The European car market is undergoing significant changes: Chinese electric vehicle manufacturers are rapidly expanding their share, offering attractive prices and modern technology. This is causing concern among European brands, which are facing new challenges and the need to adapt to evolving conditions. At the center of attention is Volkswagen’s stance, as the largest player in the market, demanding that the same rules apply to all participants.
Level playing field
Volkswagen Turismos head Thomas Schäfer has openly stated that European and Chinese companies should operate under the same standards. In his view, if European brands invest in local production, create jobs, and develop infrastructure, Chinese companies should do the same, rather than just importing finished cars. Schäfer believes this approach will maintain balance and prevent the market from descending into a price war where only those who can undercut thanks to cheap labor or subsidies win.
Schäfer recalled that in the past, the European market had already experienced a surge of Japanese and Korean cars, but at that time Asian manufacturers also invested in localization. Now a similar situation is unfolding, but with Chinese companies actively seeking new markets due to intense competition at home. Europe remains attractive because of high profit margins, which is why Volkswagen insists on fair rules for all.
Impact of new rules
Over the past two years, the European Union has imposed additional tariffs on imports of Chinese cars to protect local manufacturers. However, Schäfer believes that taxes and restrictions do not always have a positive effect: the automotive industry is global, and free trade benefits all participants. He notes that constant changes in European regulations make it difficult for companies to operate, forcing them to spend resources on compliance with new requirements instead of advancing technology and production.
According to Schäfer, Europe needs to develop its own strategy to support industry, as China and the USA do. Only this approach can help maintain competitiveness and prevent losing ground in the global market. He emphasizes that excessive bureaucracy and constant regulatory changes hinder companies from investing in the future, and paperwork has become a serious barrier to growth.
Electrification and brand strategy
In recent years, Volkswagen has been actively shifting its strategy, returning to its roots and focusing on quality, distinctive design and driver convenience. The company is launching new models such as the ID. Polo, ID. Cross and ID.3 Neo, to compete with Asian manufacturers not only on price but also in technology. Schäfer is confident that only a strong team and a clear vision for the future will allow the brand to maintain its leadership.

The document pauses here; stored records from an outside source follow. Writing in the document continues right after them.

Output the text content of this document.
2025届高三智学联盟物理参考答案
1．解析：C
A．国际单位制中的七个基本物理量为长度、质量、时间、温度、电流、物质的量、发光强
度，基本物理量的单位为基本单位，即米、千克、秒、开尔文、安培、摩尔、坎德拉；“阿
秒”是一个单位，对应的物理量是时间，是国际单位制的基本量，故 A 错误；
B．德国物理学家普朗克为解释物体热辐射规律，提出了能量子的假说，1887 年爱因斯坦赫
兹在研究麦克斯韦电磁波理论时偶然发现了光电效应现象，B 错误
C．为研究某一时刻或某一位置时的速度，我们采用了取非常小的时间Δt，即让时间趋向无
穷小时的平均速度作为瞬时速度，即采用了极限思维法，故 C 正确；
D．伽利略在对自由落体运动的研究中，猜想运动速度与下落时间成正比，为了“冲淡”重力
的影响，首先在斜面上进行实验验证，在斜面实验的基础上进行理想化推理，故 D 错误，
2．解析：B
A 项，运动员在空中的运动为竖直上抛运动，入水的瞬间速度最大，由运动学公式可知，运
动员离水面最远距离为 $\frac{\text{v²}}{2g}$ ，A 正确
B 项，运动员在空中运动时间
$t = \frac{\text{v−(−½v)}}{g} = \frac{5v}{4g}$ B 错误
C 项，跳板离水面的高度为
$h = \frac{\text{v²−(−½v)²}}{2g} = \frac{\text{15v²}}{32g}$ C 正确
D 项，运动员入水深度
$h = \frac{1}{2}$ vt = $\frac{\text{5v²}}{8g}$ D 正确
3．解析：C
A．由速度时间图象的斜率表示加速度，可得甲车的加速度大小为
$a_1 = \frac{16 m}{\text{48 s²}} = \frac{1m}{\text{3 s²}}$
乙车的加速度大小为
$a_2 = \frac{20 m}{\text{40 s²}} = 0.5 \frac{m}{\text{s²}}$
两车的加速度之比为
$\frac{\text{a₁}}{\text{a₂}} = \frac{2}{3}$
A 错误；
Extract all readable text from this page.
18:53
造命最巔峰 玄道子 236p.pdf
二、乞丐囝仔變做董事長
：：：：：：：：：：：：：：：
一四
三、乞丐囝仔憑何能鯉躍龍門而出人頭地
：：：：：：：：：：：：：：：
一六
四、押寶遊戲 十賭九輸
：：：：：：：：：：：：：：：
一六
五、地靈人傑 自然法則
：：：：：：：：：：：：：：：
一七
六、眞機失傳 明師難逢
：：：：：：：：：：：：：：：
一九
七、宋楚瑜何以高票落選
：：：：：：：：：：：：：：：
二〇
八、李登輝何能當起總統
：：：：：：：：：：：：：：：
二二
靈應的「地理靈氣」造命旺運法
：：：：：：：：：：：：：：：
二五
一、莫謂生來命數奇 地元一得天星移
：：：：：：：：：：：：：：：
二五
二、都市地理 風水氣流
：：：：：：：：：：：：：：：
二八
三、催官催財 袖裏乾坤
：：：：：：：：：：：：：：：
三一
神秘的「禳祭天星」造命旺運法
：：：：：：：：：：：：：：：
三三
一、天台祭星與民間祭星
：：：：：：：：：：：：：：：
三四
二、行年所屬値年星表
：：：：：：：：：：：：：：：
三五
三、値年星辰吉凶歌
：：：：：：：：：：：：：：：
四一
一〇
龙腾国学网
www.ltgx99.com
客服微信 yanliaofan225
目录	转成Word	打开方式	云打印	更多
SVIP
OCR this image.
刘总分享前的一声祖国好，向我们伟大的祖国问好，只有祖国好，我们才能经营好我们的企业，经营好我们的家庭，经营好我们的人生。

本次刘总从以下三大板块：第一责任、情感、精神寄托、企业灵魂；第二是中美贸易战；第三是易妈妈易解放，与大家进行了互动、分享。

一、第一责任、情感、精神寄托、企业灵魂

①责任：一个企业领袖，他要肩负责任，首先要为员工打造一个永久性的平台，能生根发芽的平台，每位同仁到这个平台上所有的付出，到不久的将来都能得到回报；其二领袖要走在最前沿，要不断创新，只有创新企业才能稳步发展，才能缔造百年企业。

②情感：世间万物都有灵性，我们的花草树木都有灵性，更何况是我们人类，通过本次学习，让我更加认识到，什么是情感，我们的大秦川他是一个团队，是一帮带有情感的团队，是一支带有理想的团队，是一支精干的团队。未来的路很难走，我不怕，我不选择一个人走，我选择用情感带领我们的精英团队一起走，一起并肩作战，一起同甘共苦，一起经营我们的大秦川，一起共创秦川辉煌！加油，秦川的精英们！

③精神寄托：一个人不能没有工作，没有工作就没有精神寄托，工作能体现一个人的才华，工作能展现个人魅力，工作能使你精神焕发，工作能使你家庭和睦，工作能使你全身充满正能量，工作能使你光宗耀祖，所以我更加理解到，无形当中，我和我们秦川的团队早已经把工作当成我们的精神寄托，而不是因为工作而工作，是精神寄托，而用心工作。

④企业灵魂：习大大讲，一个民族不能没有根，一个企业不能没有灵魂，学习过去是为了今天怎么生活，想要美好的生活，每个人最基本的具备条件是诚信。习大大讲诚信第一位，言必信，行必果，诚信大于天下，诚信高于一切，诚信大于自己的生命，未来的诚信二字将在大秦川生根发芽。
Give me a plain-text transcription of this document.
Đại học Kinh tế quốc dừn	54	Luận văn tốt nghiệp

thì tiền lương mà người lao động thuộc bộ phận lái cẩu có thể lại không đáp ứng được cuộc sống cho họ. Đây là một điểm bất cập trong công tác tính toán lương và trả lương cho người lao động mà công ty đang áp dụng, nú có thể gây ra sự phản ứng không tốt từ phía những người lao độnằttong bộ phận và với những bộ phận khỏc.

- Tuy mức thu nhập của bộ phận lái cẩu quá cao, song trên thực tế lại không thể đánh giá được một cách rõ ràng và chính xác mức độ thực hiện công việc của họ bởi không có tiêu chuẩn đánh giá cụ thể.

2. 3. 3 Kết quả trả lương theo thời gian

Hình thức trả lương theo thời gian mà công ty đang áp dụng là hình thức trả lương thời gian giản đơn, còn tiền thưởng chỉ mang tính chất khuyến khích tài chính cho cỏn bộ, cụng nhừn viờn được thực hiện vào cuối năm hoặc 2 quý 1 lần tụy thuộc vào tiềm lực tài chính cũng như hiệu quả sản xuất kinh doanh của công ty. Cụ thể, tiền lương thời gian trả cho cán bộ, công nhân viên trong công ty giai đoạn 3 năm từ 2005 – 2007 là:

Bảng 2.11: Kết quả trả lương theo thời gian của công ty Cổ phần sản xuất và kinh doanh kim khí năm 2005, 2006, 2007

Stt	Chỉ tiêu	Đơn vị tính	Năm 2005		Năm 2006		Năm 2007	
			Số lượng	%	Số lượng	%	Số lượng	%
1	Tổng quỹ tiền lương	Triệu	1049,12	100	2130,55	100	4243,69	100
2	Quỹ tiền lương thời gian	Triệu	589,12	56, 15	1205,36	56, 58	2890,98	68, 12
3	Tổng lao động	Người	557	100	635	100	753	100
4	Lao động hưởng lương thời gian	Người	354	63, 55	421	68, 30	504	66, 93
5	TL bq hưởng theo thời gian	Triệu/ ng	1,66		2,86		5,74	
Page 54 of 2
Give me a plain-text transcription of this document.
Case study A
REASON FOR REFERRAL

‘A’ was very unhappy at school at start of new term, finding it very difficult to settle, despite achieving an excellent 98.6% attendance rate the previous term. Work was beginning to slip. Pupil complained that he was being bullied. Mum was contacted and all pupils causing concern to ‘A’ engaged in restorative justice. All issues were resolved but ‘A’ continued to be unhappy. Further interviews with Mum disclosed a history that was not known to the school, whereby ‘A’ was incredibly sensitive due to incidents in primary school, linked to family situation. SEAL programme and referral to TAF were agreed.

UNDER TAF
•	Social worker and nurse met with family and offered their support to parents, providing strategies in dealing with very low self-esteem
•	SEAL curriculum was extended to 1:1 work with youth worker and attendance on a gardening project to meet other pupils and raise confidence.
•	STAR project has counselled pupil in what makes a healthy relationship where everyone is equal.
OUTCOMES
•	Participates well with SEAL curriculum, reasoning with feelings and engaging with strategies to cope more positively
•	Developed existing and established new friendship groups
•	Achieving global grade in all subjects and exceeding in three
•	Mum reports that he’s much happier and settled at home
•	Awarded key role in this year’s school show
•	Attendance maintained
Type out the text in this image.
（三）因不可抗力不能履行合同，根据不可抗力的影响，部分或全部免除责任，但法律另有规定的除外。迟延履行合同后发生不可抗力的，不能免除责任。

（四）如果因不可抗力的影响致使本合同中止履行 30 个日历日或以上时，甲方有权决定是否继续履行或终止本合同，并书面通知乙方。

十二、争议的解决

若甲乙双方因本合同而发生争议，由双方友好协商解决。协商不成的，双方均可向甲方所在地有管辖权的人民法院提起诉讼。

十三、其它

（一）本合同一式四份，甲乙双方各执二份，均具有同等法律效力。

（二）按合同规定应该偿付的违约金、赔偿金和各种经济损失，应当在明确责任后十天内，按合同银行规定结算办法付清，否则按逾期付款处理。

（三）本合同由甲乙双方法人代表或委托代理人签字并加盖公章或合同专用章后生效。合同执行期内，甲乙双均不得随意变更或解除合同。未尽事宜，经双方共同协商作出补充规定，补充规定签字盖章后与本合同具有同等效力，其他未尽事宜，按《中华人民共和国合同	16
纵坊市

The company acknowledges that the transition to electric vehicles has proven more challenging than expected. Investments in new factories and battery production, such as those in Valencia, have been enormous, yet charging infrastructure and government support have developed slowly. This has led to weakening demand and the need to revise plans. Nevertheless, Volkswagen remains committed to electrifying the mass market segment, while noting that a complete phase-out of internal combustion engines by 2035 will be difficult.
The future of hybrids and competition
The question regarding the future of hybrids and range-extended vehicles remains unresolved. Schäfer believes hybrids may be a temporary solution, but tighter CO2 emission regulations in the EU are making them less attractive to manufacturers. He points out that unless these rules change, switching to electric vehicles will become inevitable for all major brands. Meanwhile, according to RUSSPAIN.COM, Chinese companies such as BYD continue to develop hybrid technology to offer buyers an alternative.
Interestingly, similar trends can be seen among other European brands. For example, Cupra Raval recently unveiled an electric car that could shift the balance in the market — more on this is available in the article on new challenges facing German auto giants. This confirms that competition is intensifying, and only those who are quick to adapt will stay afloat.
Volkswagen continues to update its lineup, reviving classic names and focusing on affordable electric vehicles. The company expects that new models like the ID. Polo will attract buyers with their combination of price, quality, and practicality. However, Volkswagen admits that the premature launch of electrification without government support and developed infrastructure has become a serious challenge for the entire industry.
Thomas Schäfer is one of the key leaders in European automotive, heading Volkswagen Turismos since 2022 and responsible for developing the group’s mass-market brands. Under his leadership, the company is returning to traditional values, refreshing its lineup, and introducing new technologies. Schäfer is known for his straightforward stance on competition and regulation, as well as his commitment to creating fair conditions for all market participants. His approach reflects Volkswagen’s goal to maintain its leadership amid a rapidly changing automotive industry.